We get together with people because they're the same or because they're different, and in the end we split with them for exactly the same reasons.

- Nick Hornby Juliet, Naked

This is so simply put, and yet boy does it contain as many seeds to grow rants as there are Christians in the world. It's like how when you're friends with somebody, their ticks and quirks and annoying-as-hell habits evaporate, yet when you realise they used your eraser without asking or sat with a girl you hate at little lunch, all of a sudden there is nothing you want more than to spread endless amounts of cream cheese on their face.

There is little that I find harder to achieve in life than unconditional love, yet that is contradictory in itself because anything unconditional shouldn't be hard work. It shouldn't be pressured or reckoned with, it shouldn't be like trying to fit a two tonne boulder through a pasta machine (which, admittedly, I sometimes feel happens in relationships). 

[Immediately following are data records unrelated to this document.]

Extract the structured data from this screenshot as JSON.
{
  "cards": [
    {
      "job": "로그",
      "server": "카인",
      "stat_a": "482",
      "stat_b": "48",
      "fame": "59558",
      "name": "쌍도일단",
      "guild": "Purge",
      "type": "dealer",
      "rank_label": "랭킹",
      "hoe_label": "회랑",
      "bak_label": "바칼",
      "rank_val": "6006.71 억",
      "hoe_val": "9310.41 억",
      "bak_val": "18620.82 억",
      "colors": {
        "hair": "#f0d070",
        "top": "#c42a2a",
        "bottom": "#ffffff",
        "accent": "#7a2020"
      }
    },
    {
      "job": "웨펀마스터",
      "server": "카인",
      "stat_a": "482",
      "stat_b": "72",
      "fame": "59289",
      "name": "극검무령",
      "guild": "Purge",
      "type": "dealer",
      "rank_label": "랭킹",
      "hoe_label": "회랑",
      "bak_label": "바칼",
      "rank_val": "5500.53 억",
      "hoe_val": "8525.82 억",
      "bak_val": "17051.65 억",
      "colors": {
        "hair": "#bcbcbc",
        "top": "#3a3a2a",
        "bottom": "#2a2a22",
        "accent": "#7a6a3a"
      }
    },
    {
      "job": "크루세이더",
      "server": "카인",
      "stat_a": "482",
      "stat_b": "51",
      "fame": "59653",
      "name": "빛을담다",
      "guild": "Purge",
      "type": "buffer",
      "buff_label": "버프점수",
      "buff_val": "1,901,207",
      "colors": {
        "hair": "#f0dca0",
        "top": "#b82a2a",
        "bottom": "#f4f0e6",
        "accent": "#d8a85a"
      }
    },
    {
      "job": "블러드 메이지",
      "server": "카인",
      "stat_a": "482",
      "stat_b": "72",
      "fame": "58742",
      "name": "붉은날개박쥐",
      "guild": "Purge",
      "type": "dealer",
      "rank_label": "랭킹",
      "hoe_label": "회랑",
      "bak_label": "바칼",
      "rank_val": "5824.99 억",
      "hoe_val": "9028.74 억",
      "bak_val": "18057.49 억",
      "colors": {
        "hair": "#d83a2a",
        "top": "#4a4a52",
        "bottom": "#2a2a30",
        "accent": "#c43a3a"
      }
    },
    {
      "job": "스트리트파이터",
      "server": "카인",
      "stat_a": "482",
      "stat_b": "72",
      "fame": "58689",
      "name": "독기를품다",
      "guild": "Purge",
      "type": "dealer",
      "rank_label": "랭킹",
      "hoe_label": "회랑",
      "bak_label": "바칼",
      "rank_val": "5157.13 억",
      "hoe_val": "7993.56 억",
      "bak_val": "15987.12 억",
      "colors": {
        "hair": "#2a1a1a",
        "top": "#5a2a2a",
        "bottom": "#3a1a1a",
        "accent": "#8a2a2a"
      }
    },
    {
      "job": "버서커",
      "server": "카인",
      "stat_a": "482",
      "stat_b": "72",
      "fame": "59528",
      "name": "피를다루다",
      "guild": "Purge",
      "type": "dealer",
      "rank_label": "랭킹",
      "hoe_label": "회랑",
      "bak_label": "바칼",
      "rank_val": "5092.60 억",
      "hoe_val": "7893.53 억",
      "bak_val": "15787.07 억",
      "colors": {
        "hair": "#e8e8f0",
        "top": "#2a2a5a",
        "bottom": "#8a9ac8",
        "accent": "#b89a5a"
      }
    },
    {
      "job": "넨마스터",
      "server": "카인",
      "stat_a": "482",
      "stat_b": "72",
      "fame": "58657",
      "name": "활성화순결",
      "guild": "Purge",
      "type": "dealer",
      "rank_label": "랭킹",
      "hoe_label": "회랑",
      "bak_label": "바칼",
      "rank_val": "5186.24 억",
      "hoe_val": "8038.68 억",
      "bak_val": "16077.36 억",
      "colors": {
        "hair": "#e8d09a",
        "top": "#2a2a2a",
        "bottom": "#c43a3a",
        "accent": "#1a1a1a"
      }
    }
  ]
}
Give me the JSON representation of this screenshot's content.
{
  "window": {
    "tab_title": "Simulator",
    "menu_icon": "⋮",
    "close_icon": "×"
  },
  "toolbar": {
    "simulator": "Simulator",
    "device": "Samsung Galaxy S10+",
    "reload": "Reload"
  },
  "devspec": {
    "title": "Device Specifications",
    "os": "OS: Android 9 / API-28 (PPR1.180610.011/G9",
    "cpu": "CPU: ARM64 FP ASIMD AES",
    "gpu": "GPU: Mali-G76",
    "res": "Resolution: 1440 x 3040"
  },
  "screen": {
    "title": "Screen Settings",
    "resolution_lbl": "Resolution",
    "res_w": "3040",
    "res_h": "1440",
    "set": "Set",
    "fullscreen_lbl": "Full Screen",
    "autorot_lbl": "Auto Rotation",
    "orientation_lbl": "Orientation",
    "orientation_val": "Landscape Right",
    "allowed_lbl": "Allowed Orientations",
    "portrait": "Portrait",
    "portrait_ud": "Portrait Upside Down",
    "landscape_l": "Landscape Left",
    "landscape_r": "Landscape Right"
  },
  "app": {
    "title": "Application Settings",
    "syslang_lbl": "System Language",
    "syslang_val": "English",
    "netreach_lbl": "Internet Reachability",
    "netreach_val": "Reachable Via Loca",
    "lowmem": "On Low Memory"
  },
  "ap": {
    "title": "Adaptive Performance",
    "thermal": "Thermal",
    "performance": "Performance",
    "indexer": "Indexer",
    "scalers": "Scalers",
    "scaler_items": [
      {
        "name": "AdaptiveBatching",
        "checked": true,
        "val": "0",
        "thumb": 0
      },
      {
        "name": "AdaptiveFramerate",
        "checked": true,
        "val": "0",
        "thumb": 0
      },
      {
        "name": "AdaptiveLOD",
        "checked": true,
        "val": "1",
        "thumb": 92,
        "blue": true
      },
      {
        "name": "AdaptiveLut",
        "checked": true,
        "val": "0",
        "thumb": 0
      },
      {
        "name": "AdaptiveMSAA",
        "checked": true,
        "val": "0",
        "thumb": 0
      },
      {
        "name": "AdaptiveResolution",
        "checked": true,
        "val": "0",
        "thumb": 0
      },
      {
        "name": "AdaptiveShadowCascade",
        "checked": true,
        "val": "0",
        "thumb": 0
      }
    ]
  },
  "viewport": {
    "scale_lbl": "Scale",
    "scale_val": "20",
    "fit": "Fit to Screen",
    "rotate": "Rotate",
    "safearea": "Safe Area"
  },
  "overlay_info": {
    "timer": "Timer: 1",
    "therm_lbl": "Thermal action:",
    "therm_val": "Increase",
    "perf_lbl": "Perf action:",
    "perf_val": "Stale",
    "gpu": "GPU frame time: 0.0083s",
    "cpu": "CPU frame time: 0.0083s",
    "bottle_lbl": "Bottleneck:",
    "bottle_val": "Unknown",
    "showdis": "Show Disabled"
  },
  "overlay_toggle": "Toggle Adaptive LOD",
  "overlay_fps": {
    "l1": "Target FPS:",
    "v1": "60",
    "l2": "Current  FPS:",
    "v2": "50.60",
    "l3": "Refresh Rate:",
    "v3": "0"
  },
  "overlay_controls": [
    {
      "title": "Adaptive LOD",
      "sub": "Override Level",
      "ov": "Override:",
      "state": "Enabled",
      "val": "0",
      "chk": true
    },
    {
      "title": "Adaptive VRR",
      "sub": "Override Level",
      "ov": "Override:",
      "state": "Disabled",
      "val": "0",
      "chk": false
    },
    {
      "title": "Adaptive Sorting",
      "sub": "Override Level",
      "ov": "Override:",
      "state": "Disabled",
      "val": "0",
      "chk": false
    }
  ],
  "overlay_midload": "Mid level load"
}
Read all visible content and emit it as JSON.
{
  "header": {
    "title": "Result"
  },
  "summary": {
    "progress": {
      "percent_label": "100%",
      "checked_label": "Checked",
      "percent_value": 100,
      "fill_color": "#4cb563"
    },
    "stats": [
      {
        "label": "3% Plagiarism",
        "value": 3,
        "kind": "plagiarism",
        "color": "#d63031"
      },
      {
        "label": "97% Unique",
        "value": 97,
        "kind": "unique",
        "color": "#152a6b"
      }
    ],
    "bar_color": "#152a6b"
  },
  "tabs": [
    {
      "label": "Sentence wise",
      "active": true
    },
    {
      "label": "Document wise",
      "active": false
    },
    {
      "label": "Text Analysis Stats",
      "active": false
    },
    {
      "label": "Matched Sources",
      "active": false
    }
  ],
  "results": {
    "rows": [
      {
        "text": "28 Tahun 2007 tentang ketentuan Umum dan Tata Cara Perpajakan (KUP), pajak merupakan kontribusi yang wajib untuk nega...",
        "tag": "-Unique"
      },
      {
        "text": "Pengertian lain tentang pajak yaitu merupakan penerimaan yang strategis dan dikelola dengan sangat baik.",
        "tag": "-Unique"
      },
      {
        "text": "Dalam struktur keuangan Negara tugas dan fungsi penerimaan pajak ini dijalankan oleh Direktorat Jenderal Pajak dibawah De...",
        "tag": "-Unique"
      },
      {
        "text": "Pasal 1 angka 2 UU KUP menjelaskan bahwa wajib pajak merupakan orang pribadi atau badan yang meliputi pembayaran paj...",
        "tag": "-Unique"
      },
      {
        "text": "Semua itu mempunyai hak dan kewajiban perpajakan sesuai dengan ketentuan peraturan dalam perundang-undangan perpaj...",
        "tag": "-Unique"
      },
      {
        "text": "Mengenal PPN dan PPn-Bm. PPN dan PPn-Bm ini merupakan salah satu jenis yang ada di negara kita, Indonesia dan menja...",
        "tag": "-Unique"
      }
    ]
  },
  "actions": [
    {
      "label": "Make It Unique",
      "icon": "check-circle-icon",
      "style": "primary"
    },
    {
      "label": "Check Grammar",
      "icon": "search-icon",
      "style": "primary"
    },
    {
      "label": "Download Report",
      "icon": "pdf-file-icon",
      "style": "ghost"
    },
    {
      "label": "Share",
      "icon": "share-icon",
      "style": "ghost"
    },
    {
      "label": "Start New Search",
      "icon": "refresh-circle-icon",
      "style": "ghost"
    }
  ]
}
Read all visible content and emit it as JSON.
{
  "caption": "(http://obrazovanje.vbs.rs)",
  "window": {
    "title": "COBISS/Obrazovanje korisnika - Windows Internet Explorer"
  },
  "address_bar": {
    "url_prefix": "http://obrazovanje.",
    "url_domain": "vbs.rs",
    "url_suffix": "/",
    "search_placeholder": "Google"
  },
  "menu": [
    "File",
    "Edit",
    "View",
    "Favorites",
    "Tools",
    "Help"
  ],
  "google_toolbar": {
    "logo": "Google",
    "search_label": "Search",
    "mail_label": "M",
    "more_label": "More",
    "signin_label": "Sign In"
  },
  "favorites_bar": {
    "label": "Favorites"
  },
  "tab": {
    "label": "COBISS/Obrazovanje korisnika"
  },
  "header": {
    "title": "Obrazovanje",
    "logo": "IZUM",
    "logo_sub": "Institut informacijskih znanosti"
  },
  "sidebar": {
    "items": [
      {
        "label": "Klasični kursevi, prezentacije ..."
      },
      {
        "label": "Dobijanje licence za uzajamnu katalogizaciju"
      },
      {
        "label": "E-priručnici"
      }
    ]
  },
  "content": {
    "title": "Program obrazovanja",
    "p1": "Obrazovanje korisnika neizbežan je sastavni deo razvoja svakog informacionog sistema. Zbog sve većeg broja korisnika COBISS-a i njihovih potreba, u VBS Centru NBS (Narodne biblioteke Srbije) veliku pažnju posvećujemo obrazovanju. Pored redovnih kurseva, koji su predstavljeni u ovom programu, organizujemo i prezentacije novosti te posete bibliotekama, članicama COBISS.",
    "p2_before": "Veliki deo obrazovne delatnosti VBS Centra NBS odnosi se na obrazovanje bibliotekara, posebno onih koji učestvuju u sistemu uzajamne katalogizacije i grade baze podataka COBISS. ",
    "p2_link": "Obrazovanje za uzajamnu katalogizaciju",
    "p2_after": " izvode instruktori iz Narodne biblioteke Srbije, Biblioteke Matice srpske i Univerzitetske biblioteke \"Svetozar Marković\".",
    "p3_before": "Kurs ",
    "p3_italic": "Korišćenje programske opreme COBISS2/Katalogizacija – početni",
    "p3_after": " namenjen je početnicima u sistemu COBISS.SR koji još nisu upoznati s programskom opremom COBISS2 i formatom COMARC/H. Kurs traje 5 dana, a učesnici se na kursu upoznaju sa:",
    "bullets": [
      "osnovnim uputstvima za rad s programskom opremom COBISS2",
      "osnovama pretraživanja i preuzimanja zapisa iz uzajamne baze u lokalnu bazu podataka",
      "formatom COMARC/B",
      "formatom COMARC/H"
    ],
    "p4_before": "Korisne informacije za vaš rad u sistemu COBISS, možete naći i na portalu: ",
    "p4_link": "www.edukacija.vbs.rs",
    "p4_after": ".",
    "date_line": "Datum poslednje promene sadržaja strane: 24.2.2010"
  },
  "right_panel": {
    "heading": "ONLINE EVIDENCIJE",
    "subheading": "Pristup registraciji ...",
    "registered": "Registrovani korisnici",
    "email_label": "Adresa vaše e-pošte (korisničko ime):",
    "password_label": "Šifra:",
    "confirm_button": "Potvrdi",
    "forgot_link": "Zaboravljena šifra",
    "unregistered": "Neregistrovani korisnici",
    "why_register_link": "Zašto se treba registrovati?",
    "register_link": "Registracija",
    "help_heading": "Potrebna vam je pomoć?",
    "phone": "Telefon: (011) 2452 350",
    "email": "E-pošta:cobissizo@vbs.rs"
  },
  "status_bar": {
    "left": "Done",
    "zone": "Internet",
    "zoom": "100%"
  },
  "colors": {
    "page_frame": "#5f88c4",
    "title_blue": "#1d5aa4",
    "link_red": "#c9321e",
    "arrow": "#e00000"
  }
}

So you pride yourself on finding someone who shares the same interests as yourself, same taste in music, same appreciation for films that you enjoy and have similar goals in life, career or otherwise. But the fights begin, and suddenly you can't stand that they know you better than you know yourself, or that they can predict what will make you fly off the handle and be more accurate than the FIFA World Cup octopus. And everything about them becomes a catalyst for you to despise them, and put it down to "our personalities were just too similar". So then what? If it doesn't work out, and you've put in all the effort you feel it deserves or that you're capable of, do you fix it all in your mind by reassuring yourself that you'll find it with somebody else? What if you don't?

And that's the most frightening bit of all. It's not losing what we have right now, whether it's "it" or not - it's what if we don't?